In recent blog posts and youtube films I have been talking about using milk containers to make self-watering seed-raising pots and also explored seed-balling too.
Here's another super way to get seeds started - soil blocks. Last week I was delighted to see them in use at a local school garden and it reminded me to give them another go for my current seed-raising blitz.
|These soil blocks are made with a commercially-made soil-blocker but you can form them with your hand too, or your own DIY set up. Image source: sgaonline.org.au|
Soil blocks make growing vegetables from seeds so easy and successful. I often hear people say that they don't bother growing from seed - because it's too hard, too time consuming, too fiddly, they never have success and so on. I think many of us relate to this, and I have felt this way in the past too. Self-watering posts, seed balls and soil blocks just make it all so much easier.
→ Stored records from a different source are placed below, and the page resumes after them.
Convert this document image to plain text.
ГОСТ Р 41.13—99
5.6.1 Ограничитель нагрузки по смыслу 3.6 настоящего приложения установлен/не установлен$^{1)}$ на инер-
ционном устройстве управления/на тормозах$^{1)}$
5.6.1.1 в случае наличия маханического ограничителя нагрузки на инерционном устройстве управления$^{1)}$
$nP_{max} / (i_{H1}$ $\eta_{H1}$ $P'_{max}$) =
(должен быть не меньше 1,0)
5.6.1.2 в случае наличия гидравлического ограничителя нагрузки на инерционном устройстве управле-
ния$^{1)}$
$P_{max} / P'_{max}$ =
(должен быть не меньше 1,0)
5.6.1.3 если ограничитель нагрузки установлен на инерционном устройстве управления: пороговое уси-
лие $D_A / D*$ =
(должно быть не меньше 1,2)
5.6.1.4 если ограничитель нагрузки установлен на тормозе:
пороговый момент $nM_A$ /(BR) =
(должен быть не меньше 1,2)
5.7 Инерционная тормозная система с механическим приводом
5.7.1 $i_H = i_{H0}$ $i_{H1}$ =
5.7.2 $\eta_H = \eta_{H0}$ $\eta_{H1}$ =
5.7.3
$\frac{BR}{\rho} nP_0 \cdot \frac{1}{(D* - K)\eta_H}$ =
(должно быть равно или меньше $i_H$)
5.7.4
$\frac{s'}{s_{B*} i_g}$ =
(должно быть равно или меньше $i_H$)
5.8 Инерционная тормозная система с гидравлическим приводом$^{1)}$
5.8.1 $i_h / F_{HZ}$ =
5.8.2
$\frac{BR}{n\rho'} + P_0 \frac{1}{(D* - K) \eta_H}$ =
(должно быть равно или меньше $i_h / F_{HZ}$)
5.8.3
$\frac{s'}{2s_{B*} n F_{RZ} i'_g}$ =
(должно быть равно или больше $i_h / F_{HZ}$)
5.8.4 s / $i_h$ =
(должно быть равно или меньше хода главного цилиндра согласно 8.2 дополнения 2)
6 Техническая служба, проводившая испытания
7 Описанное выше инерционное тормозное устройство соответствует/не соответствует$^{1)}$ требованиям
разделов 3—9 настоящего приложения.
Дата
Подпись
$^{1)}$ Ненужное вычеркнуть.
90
I'm going to experiment with a few simple DIY methods of soil blocking and play with a few mixes. I'll document my trials over the next weeks to let you know know how they go. Let us know too if you have some great ideas. Watch out for a little film about this on Our Permaculture Life youtube channel. I encourage you to subscribe so you get each weekly episode delivered to your inbox.
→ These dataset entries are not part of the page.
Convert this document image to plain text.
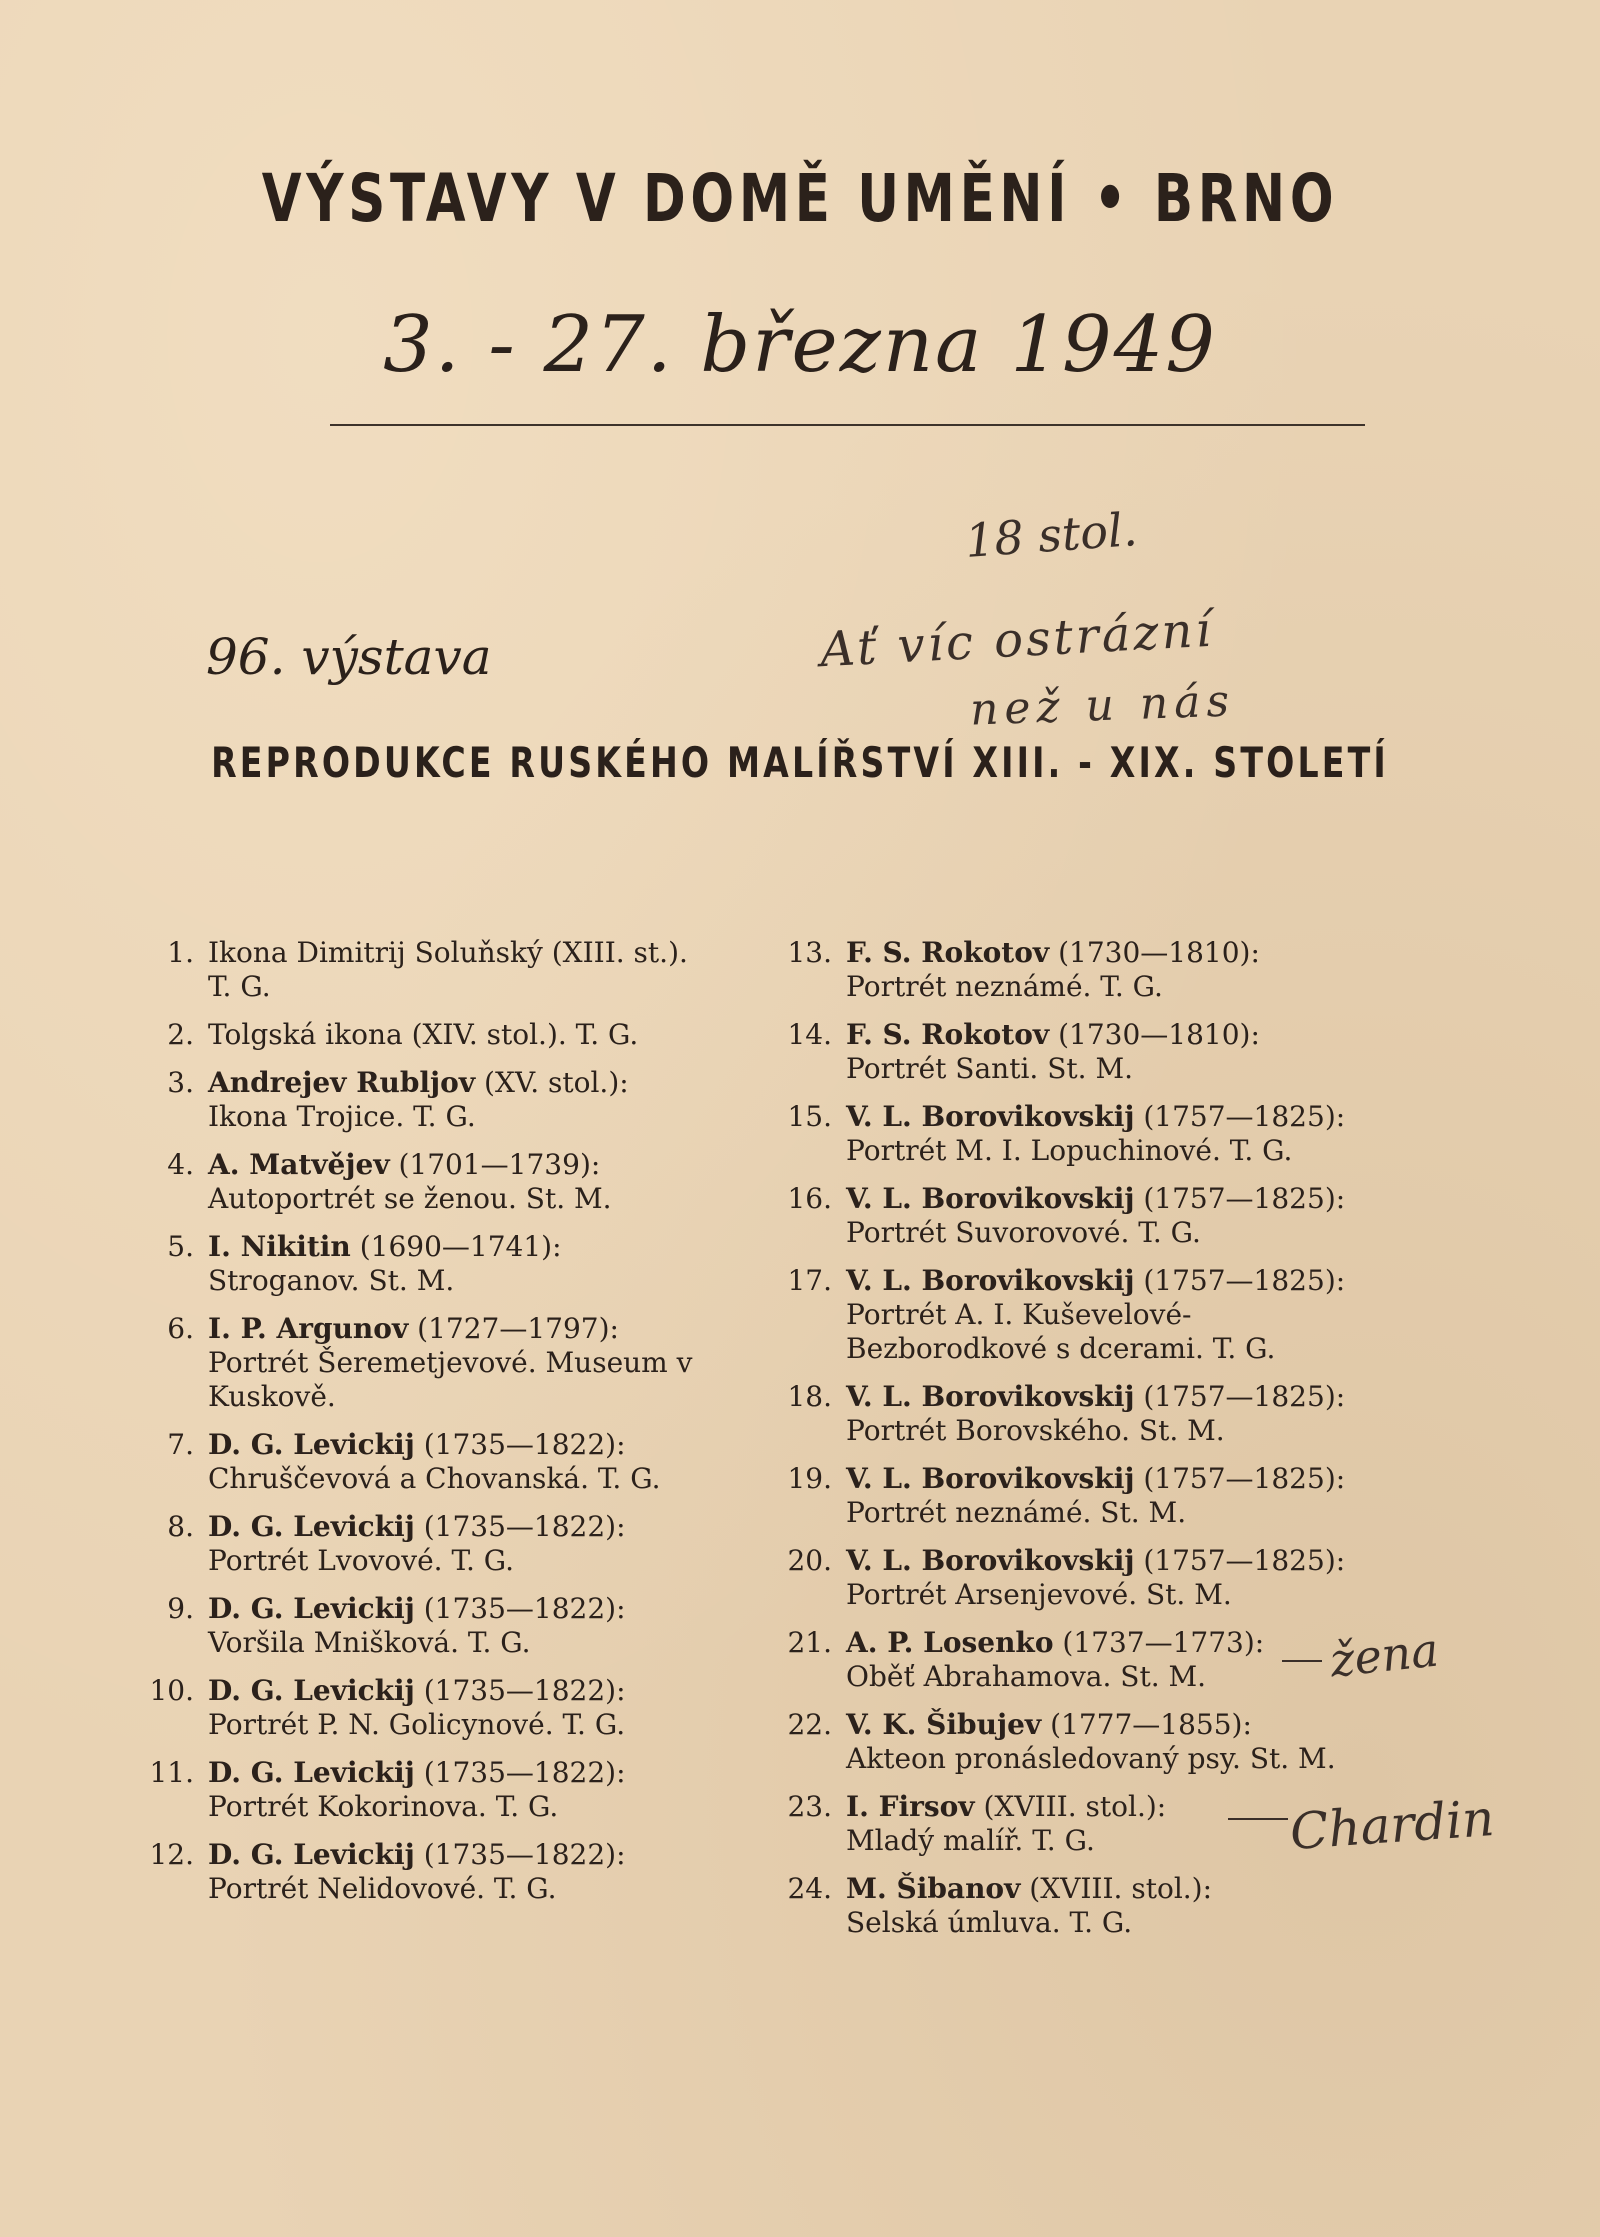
VÝSTAVY V DOMĚ UMĚNÍ • BRNO
3. - 27. března 1949
18 stol.
96. výstava	Ať víc ostrázní
než u nás
REPRODUKCE RUSKÉHO MALÍŘSTVÍ XIII. - XIX. STOLETÍ
1. Ikona Dimitrij Soluňský (XIII. st.). T. G.
2. Tolgská ikona (XIV. stol.). T. G.
3. Andrejev Rubljov (XV. stol.):
Ikona Trojice. T. G.
4. A. Matvějev (1701—1739):
Autoportrét se ženou. St. M.
5. I. Nikitin (1690—1741):
Stroganov. St. M.
6. I. P. Argunov (1727—1797):
Portrét Šeremetjevové. Museum v Kuskově.
7. D. G. Levickij (1735—1822):
Chruščevová a Chovanská. T. G.
8. D. G. Levickij (1735—1822):
Portrét Lvovové. T. G.
9. D. G. Levickij (1735—1822):
Voršila Mnišková. T. G.
10. D. G. Levickij (1735—1822):
Portrét P. N. Golicynové. T. G.
11. D. G. Levickij (1735—1822):
Portrét Kokorinova. T. G.
12. D. G. Levickij (1735—1822):
Portrét Nelidovové. T. G.
13. F. S. Rokotov (1730—1810):
Portrét neznámé. T. G.
14. F. S. Rokotov (1730—1810):
Portrét Santi. St. M.
15. V. L. Borovikovskij (1757—1825):
Portrét M. I. Lopuchinové. T. G.
16. V. L. Borovikovskij (1757—1825):
Portrét Suvorovové. T. G.
17. V. L. Borovikovskij (1757—1825):
Portrét A. I. Kuševelové-Bezborodkové s dcerami. T. G.
18. V. L. Borovikovskij (1757—1825):
Portrét Borovského. St. M.
19. V. L. Borovikovskij (1757—1825):
Portrét neznámé. St. M.
20. V. L. Borovikovskij (1757—1825):
Portrét Arsenjevové. St. M.
21. A. P. Losenko (1737—1773):
Oběť Abrahamova. St. M.
22. V. K. Šibujev (1777—1855):
Akteon pronásledovaný psy. St. M.
23. I. Firsov (XVIII. stol.):
Mladý malíř. T. G.
24. M. Šibanov (XVIII. stol.):
Selská úmluva. T. G.
žena
Chardin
|A dried soil block awaiting use at the school - simply sit this in a tray of water and allow to soak it up the moisture, it will be activated and be ready for seeding.|
Why grow from seed?
Really, there are just so many good reasons to grow from seed if you can, such as:
- you have access to such greater diversity of plants and varieties
- you can use your own seed saved year after year
- you know the source of your seed
- you can support the continuation of local seed varieties
- it's much cheaper to grow from seed
Basic Soil Block Ingredients:
- 4 parts compost
- 1 part worm castings (optional) for extra nutrients
- 1 part soaked coir peat (coconut fibre) for moisture and for binding the block together
Making the Soil Mix
- Mix together dry ingredients. Keep some aside if you to thicken up the mix later.
- Mix 2 parts dry mix to 1 part water.
- Try to make a consistency like sticky mud.
- Keep adding more water until you get the right feel.
Making the Soil Blocks
- Make them by hand. They don't need to be cubes - they can be 5cm balls with flat bottoms - as long as they can stand on their own. Simply make an impression in the top with your finger into the block to make a hole for the seed.
- Use a home-made blockers. You can make from a all sorts of containers such as old cans, sections of pipe, glasses....
- There are also commercially available Soil Blocking Tools
Seeding the blocks
- Place seeds in the holes.
- Keep watered - usually by flooding the tray that the blocks are sitting for a few minutes and then draining off.
These blocks give the seedlings much more space to grow and do not have their roots disturbed by being pulled part when they are transplanted. Because the seed block is bigger than the usual seed tray, they don't dry out as much and there is more nutrients available - and therefore the seedlings are much healthier.
Easy to make, easy to sow, easy to maintain and easy to plant out. Sounds like a wonderfully simple seed raising strategy to me.
Have you tried seed blocking? What was your best mix and best method?